Conflict of interest statement
Competing interests None.
Figures
Figure 1
Highlights the advantages and limitations of the most commonly studied antiglioma gene therapies. (A) Suicide gene therapy inhibits cell division by blocking DNA replication. In this system, tumour cells are transfected by a gene that encodes for an enzyme that converts a systemically administered prodrug into an active drug toxic to glioma cells. (B) Oncolytic viral therapy takes advantage of viral infection and selective replication of virus in tumour cells through various genetic alterations of the virus genome thereby rendering the virus tumour specific and oncolytic. (C) Immunomodulatory gene therapy induces a host immune response to counteract the immune privileged central nervous system and immunosuppressive tumour microenvironment through various strategies. (D) Synthetic vectors such as nanoparticles are unique in their ability to be delivered systemically and cross the blood–brain barrier. This approach has been employed to deliver genetic material such as DNA plasmid, proteins, RNA interference (RNAi) and small interfering RNA (siRNA) that silence genes and provide the opportunity for the development of drugs against specific glioma targets.
Figure 2
An up-to-date overview of results obtained from glioma clinical trials that used virus. (A) Replication incompetent viruses or non-replicating viruses bearing suicide transgenes have been extensively studied and applied in clinical trials.

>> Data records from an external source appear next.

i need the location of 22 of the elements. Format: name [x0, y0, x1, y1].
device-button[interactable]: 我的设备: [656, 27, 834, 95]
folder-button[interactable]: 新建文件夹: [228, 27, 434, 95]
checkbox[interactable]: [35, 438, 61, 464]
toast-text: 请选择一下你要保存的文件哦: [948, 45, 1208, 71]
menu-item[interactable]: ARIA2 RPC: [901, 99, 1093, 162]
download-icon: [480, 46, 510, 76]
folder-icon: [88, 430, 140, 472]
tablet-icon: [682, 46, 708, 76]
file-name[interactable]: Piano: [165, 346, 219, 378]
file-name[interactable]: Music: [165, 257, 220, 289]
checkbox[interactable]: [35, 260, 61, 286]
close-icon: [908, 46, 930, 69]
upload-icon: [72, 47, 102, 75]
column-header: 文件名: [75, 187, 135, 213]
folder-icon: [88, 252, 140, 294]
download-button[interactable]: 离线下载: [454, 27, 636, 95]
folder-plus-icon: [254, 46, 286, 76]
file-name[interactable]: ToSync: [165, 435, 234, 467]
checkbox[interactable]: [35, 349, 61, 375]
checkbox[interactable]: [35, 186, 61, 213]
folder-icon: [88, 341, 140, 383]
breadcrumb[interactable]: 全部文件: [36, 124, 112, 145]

Retro-mediated and adenoviral-mediated herpes simplex type 1 thymidine kinase (HSV-tk) gene therapies are the most commonly studied in clinical trials. Retrovirus: Prados et al, Rainov, Shand et al, Palu et al, Klatzmann et al, Izquierdo et al and Ram et al. Adenovirus: Trask et al, Sandmair et al, Smitt et al, Germano et al, Immonen et al and Lang et al. (B) Replication competent oncolytic virus such as conditionally replicating adenoviruses, herpes simplex virus (HSV) mutant vectors, Newcastle disease virus (NDV), and reovirus have all been tested in the clinical setting for treatment of glioma. HSV-1 (G207): Markert et al and Markert et al. HSV-1 (1716): Papanastassiou et al, Kesari et al and Rampling et al. NDV (MTH-68/H): Wagner et al, Csatary and Bakacs, and Csatary et al. NDV (NDV-HUJ): Freeman et al. Reovirus: Forsyth et al. AdV (ONYX-015): Chiocca et al.